Just get to the ladder.
If you get stung, you’ll find the vinegar and douse yourself.
Jessa kept swimming, trying not to move her legs, gliding over the still-growing mass of jellies. Her heart pounded and she struggled to keep herself from hyperventilating. Forty yards, thirty, twenty-five. This was taking forever.
A lightning bolt of pain shot up from her ankle, a radiating burning sting. “Shit.”
Fuck this.
She kicked off, powering toward the boat. Her ankle burning, her jaw clenched tight against the pain.

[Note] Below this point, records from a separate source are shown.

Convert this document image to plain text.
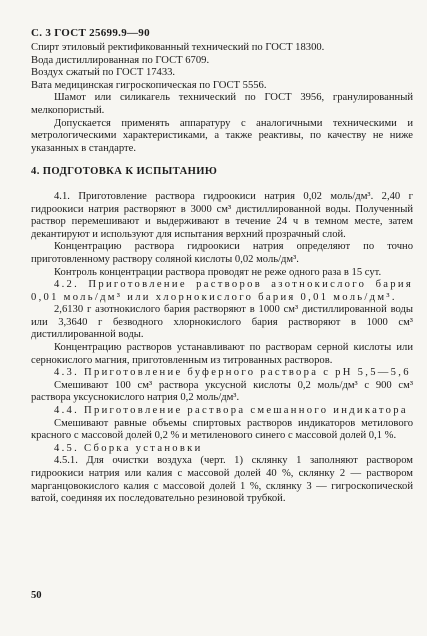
С. 3 ГОСТ 25699.9—90

Спирт этиловый ректификованный технический по ГОСТ 18300.

Вода дистиллированная по ГОСТ 6709.

Воздух сжатый по ГОСТ 17433.

Вата медицинская гигроскопическая по ГОСТ 5556.

Шамот или силикагель технический по ГОСТ 3956, гранулированный мелкопористый.

Допускается применять аппаратуру с аналогичными техническими и метрологическими характеристиками, а также реактивы, по качеству не ниже указанных в стандарте.

4. ПОДГОТОВКА К ИСПЫТАНИЮ

4.1. Приготовление раствора гидроокиси натрия 0,02 моль/дм³. 2,40 г гидроокиси натрия растворяют в 3000 см³ дистиллированной воды. Полученный раствор перемешивают и выдерживают в течение 24 ч в темном месте, затем декантируют и используют для испытания верхний прозрачный слой.

Концентрацию раствора гидроокиси натрия определяют по точно приготовленному раствору соляной кислоты 0,02 моль/дм³.

Контроль концентрации раствора проводят не реже одного раза в 15 сут.

4.2. Приготовление растворов азотнокислого бария 0,01 моль/дм³ или хлорнокислого бария 0,01 моль/дм³.

2,6130 г азотнокислого бария растворяют в 1000 см³ дистиллированной воды или 3,3640 г безводного хлорнокислого бария растворяют в 1000 см³ дистиллированной воды.

Концентрацию растворов устанавливают по растворам серной кислоты или сернокислого магния, приготовленным из титрованных растворов.

4.3. Приготовление буферного раствора с pH 5,5—5,6

Смешивают 100 см³ раствора уксусной кислоты 0,2 моль/дм³ с 900 см³ раствора уксуснокислого натрия 0,2 моль/дм³.

4.4. Приготовление раствора смешанного индикатора

Смешивают равные объемы спиртовых растворов индикаторов метилового красного с массовой долей 0,2 % и метиленового синего с массовой долей 0,1 %.

4.5. Сборка установки

4.5.1. Для очистки воздуха (черт. 1) склянку 1 заполняют раствором гидроокиси натрия или калия с массовой долей 40 %, склянку 2 — раствором марганцовокислого калия с массовой долей 1 %, склянку 3 — гигроскопической ватой, соединяя их последовательно резиновой трубкой.

50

Another strike, this one on the other leg and higher near her thigh. Like a thousand wasps stinging at once. Sweat broke out on her forehead, and she gasped at the sudden shock of pain, then another struck. And another. Her body seized, her arms freezing in place as the jellyfish wrapped themselves around her. Delicate strands weaving bands of fire across her body. Her heart thundered. The sear of agony blotting out the rest of the world, until it was the one true certain thing left.
Not the only thing.
“Mark!” Jessa forced out the word as her head slipped under the water, a sharp pain slicing her chest. She willed herself to push toward the surface, not to breathe in the saltwater around her. Except it wasn’t water. The jellyfish were everywhere.
A few feet below the surface, she opened her mouth and screamed.